After Sunset
The Great Northern Mountain in wintertime
Subject: Stanton Lake, Great Bear Wilderness
The light goes quickly over the Great Northern Mountain in wintertime. A few clouds above nod, disappear as they flash a nondescript orange and pink. But mostly it is a deepening blue above me and below me. This is a first time, a first moment, yet there is something familiar about it.
I first heard about hiking to Stanton Lake during an interview. It was the number one recommended hike by the hiring panel, a local favorite. Even though I had worked only a few miles away from this location (you can see into Glacier National Park from here), I had never visited, or researched the area.
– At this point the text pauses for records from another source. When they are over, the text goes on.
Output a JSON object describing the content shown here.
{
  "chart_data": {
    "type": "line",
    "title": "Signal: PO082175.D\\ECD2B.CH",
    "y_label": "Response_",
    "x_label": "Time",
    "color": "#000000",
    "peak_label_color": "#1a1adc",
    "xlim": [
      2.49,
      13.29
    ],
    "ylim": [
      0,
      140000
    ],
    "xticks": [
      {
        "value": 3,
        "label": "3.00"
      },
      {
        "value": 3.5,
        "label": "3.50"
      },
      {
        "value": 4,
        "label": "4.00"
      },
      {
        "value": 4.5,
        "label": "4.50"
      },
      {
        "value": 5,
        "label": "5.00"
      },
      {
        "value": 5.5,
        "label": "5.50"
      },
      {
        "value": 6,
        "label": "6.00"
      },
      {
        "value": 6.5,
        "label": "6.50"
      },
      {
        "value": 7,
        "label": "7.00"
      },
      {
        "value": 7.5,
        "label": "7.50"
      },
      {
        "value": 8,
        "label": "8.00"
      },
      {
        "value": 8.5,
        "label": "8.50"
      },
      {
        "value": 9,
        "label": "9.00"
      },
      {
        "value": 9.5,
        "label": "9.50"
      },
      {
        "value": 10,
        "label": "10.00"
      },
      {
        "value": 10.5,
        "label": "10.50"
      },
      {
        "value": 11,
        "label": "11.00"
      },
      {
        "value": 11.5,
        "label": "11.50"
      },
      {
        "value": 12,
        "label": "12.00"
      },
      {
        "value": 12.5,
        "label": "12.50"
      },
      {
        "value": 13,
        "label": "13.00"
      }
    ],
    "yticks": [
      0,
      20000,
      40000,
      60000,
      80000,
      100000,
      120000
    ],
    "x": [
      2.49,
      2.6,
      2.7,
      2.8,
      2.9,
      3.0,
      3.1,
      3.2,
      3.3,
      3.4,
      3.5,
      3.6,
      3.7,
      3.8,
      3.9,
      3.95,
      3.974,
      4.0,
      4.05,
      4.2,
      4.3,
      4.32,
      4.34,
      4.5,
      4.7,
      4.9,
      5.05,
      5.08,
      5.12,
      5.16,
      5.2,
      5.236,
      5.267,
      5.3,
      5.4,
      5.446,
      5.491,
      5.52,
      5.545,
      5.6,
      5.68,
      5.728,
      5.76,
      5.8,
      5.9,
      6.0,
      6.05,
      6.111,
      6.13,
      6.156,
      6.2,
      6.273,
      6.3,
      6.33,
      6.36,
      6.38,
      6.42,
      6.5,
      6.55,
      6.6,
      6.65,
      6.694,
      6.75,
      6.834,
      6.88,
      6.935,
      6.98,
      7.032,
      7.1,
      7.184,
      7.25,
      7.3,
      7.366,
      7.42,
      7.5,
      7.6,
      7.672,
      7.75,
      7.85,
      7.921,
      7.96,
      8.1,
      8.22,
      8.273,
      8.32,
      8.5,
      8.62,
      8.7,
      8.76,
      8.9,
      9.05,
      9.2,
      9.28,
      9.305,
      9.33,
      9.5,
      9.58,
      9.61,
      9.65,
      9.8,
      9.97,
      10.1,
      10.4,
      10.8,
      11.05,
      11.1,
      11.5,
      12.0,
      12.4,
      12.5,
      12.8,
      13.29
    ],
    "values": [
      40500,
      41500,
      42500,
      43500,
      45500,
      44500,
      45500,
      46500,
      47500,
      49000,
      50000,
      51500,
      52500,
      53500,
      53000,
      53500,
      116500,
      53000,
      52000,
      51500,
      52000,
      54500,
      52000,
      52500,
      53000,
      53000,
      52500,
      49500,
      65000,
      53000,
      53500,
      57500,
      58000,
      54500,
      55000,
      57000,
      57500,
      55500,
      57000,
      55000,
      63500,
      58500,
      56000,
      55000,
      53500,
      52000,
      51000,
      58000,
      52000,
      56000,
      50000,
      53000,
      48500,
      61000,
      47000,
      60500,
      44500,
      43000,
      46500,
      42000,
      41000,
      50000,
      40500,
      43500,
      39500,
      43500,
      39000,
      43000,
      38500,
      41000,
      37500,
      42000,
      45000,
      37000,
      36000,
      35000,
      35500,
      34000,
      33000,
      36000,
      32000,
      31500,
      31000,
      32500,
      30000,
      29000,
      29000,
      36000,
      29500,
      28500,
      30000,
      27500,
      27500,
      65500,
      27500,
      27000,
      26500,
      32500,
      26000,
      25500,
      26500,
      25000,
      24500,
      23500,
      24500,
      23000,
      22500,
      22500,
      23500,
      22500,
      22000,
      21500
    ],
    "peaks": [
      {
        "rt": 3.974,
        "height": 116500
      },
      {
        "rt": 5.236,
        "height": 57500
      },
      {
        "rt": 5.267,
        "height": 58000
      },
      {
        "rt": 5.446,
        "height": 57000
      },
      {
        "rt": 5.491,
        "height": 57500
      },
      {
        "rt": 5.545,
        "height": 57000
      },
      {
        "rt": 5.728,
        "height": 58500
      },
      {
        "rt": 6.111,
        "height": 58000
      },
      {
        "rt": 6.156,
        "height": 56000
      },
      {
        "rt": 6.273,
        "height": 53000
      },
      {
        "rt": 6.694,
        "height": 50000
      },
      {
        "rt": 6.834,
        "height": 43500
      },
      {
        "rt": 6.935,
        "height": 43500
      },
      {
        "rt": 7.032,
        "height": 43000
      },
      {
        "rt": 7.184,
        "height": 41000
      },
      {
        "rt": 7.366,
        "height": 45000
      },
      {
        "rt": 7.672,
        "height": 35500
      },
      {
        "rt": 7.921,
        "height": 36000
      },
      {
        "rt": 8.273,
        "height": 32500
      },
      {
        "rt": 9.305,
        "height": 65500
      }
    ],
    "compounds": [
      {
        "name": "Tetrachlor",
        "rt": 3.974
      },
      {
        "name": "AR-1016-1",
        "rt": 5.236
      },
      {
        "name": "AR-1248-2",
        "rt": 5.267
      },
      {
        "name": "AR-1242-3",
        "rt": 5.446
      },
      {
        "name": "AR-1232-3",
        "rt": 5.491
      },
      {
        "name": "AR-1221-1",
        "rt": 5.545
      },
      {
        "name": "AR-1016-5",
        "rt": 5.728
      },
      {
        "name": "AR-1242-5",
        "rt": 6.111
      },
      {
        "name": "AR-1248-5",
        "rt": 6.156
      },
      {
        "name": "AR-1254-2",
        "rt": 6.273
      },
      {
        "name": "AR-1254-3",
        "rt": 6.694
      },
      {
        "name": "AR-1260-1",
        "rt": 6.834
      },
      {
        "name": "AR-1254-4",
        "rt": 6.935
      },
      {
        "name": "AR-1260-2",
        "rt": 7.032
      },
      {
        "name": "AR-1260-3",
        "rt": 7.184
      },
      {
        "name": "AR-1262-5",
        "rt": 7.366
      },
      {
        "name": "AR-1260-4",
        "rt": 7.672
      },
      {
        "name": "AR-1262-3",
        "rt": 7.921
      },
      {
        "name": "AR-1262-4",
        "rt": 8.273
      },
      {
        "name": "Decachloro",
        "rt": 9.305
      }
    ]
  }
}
I had no idea what to expect.
As I stand here though, thinking about the view, I am reminded of my roots in the U.S. Forest Service, where I first got started as ranger in Lake Tahoe, California. Before the grand parks, the breaching whales, the click-clack of the grizzly bear claws on the Denali highway, there was a place with long, drawn out evening hikes into an endlessly repeating landscape filled with pine trees, fir trees, and dotted with quiet granite peaks. Here at Stanton Lake the rocks were not granite, but the feeling was the same. Quiet and surrounded by a forest that felt endless. It was almost like going home.
The feeling remained with me, as I turned around and headed back up the trail, stopping briefly to take one last look at the blue wilderness melting into the night behind me.